Can't figure out how v=r*omega is derived

[slimnexus]

Homework Statement

Question comes from this book http://www.anselm.edu/internet/physics/cbphysics/index.html

In the section on rotational energy it gives the formula K$_{rolling}$ = K$_{translational}$+K$_{rotational}$ which it then expands to K$_{rolling}$ = $\frac{1}{2}$mv$^{2}$ + $\frac{1}{2}$Iω$^{2}$. Then it states that when an object that is rolling without slipping completes one rotation it travels a distance equal to its circumference so far so good. But then it says to divide both sides of the equation by 2πr, and on the left side we should have the speed of the object and on the right side its angular velocity. So I should end up with v = rω. But the author doesn't show any intermediate steps and I am not following this, I don't want to move on until I understand what's going on here.

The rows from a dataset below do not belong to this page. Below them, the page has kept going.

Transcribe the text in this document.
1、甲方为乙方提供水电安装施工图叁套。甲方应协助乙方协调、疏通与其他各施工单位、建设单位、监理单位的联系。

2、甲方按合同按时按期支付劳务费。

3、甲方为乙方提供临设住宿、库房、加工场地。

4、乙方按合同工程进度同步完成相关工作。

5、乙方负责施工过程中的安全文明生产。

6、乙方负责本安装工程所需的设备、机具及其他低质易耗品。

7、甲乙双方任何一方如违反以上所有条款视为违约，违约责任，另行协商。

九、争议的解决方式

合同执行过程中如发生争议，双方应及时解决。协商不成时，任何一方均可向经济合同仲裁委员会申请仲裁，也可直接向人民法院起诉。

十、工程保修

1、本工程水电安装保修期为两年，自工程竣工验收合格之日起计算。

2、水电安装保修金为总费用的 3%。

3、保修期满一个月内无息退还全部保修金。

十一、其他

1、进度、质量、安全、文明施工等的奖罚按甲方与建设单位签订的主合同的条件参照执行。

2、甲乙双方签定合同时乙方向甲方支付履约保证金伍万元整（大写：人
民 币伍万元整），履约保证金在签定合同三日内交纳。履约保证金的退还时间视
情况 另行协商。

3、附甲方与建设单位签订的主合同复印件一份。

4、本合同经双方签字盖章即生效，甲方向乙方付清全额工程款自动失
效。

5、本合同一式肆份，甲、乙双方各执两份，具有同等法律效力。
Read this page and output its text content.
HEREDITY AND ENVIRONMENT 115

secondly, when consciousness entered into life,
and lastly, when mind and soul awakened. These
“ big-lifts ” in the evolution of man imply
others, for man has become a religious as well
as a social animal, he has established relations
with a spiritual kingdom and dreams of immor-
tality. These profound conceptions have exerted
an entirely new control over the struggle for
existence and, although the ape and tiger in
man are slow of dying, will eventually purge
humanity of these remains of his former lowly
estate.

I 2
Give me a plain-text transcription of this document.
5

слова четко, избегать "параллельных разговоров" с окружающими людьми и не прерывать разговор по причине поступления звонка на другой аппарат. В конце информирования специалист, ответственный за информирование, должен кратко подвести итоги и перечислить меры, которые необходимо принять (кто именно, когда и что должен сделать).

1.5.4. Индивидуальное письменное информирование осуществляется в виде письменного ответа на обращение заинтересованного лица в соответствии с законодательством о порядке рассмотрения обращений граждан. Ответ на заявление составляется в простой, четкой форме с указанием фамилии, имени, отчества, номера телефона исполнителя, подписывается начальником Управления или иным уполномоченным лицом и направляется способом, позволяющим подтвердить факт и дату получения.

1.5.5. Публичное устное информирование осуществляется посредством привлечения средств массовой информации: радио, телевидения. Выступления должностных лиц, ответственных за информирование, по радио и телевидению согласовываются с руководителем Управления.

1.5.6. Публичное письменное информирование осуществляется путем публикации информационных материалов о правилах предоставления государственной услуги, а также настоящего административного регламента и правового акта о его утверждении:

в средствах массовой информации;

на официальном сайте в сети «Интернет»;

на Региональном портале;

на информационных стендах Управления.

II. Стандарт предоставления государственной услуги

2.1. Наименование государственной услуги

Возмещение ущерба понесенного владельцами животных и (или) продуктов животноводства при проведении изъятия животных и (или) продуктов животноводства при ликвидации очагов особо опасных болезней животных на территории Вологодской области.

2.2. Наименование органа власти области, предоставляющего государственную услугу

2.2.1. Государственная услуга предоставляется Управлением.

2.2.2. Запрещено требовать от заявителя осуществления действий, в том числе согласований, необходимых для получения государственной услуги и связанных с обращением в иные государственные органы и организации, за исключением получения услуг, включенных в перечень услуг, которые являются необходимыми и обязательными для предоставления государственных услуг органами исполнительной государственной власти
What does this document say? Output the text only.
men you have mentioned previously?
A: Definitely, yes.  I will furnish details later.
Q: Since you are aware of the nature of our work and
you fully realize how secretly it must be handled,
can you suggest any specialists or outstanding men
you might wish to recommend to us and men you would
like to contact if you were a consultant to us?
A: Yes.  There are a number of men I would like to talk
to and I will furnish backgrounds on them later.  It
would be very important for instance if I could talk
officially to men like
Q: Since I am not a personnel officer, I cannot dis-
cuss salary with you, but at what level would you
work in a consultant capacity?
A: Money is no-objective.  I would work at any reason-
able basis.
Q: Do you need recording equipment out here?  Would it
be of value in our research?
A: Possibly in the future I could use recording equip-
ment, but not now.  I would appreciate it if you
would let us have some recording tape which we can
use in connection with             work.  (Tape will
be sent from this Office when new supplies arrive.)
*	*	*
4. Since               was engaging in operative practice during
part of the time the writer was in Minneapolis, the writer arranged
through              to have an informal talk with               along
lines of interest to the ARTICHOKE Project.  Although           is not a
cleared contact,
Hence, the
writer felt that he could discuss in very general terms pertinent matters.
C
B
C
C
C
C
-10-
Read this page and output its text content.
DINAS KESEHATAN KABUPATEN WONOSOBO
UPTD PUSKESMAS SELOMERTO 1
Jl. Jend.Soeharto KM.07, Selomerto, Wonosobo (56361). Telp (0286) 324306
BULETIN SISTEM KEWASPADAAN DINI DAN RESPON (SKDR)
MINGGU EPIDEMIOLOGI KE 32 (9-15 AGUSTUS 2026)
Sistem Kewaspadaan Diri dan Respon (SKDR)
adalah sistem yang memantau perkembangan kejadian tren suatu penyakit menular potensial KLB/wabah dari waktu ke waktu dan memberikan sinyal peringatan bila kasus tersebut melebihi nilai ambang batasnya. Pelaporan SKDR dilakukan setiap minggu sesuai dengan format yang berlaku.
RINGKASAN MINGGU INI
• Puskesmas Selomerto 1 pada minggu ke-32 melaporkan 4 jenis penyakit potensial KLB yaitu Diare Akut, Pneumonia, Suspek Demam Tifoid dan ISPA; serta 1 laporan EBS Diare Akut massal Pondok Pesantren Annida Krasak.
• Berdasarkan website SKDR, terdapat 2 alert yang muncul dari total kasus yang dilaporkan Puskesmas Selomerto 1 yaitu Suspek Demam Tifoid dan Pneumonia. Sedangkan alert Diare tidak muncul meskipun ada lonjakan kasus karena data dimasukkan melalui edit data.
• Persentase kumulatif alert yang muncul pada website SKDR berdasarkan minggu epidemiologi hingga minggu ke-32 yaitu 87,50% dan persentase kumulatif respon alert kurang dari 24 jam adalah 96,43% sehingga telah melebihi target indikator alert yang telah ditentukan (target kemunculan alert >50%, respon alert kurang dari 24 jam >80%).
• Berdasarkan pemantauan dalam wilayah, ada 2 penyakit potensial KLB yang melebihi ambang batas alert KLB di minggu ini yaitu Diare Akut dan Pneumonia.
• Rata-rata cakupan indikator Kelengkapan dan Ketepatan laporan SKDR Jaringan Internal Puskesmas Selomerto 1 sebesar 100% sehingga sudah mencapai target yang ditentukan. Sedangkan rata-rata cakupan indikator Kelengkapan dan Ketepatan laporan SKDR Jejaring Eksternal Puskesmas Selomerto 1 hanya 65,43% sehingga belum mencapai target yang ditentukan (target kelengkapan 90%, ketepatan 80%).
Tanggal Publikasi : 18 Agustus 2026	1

So my question is how is v = rω derived from the earlier stated equation. Intermediate steps would be much appreciated. Thanks for any help you can provide.

 

[gneill]

Homework Statement

Question comes from this book http://www.anselm.edu/internet/physics/cbphysics/index.html

In the section on rotational energy it gives the formula K$_{rolling}$ = K$_{translational}$+K$_{rotational}$ which it then expands to K$_{rolling}$ = $\frac{1}{2}$mv$^{2}$ + $\frac{1}{2}$Iω$^{2}$. Then it states that when an object that is rolling without slipping completes one rotation it travels a distance equal to its circumference so far so good. But then it says to divide both sides of the equation by 2πr, and on the left side we should have the speed of the object and on the right side its angular velocity. So I should end up with v = rω. But the author doesn't show any intermediate steps and I am not following this, I don't want to move on until I understand what's going on here.

So my question is how is v = rω derived from the earlier stated equation. Intermediate steps would be much appreciated. Thanks for any help you can provide.

I'm not sure what the stated equation is supposed to be, but here's one way to arrive at where you want to go:

Suppose that the period for one revolution is T, so that in time T the distance traveled is one circumference. Thus:

$d = 2\pi\;r$ and dividing both sides by T gives $\frac{d}{T} = \frac{2\pi}{T}r$

On the left we see d/T which is the speed. On the right, we see $2\pi/T$ which is just ω in disguise...

 

[slimnexus]

I'm not sure what the stated equation is supposed to be, but here's one way to arrive at where you want to go:

Suppose that the period for one revolution is T, so that in time T the distance traveled is one circumference. Thus:

$d = 2\pi\;r$ and dividing both sides by T gives $\frac{d}{T} = \frac{2\pi}{T}r$

On the left we see d/T which is the speed. On the right, we see $2\pi/T$ which is just ω in disguise...

In the equations in my original post K is kinetic energy. So in words "Rolling kinetic energy is equal to translational kinetic energy plus rotational kinetic energy".

I can understand the method you just showed, that works out pretty simple. But I still don't see how the equations in the original post can be simplified to the same thing. Maybe someone could look at the book (it's free), it might make more sense than the way I worded it here.

Thanks for the help!

 

[rollcast]

From the textbook:

Distance traveled in one rotation = 2π r

Now if we divide both sides of this equation by the amount of time that it takes for the object to complete one rotation we obtain on the left, the speed of the object and, on the right, we can interpret the 2π as 2π radians and, since 2π radians is one rotation the 2π radians divided by the time it takes for the object to complete one rotation is just the magnitude of the angular velocity ω. Hence we arrive at

v =ωr

I took a look at the textbook and IMO he's now referring to another separate formula, c = πd or in his form, c = 2πr, where c is the circumference of the circle. The is means that c is the distance the wheel will travel in one rotation.

 

[slimnexus]

From the textbook:
I took a look at the textbook and IMO he's now referring to another separate formula, c = πd or in his form, c = 2πr, where c is the circumference of the circle. The is means that c is the distance the wheel will travel in one rotation.

I think I get it now. He's now referring to the formula distance = 2πr when he talks about dividing by time. Thanks alot! Now that I understand that I will be able to continue.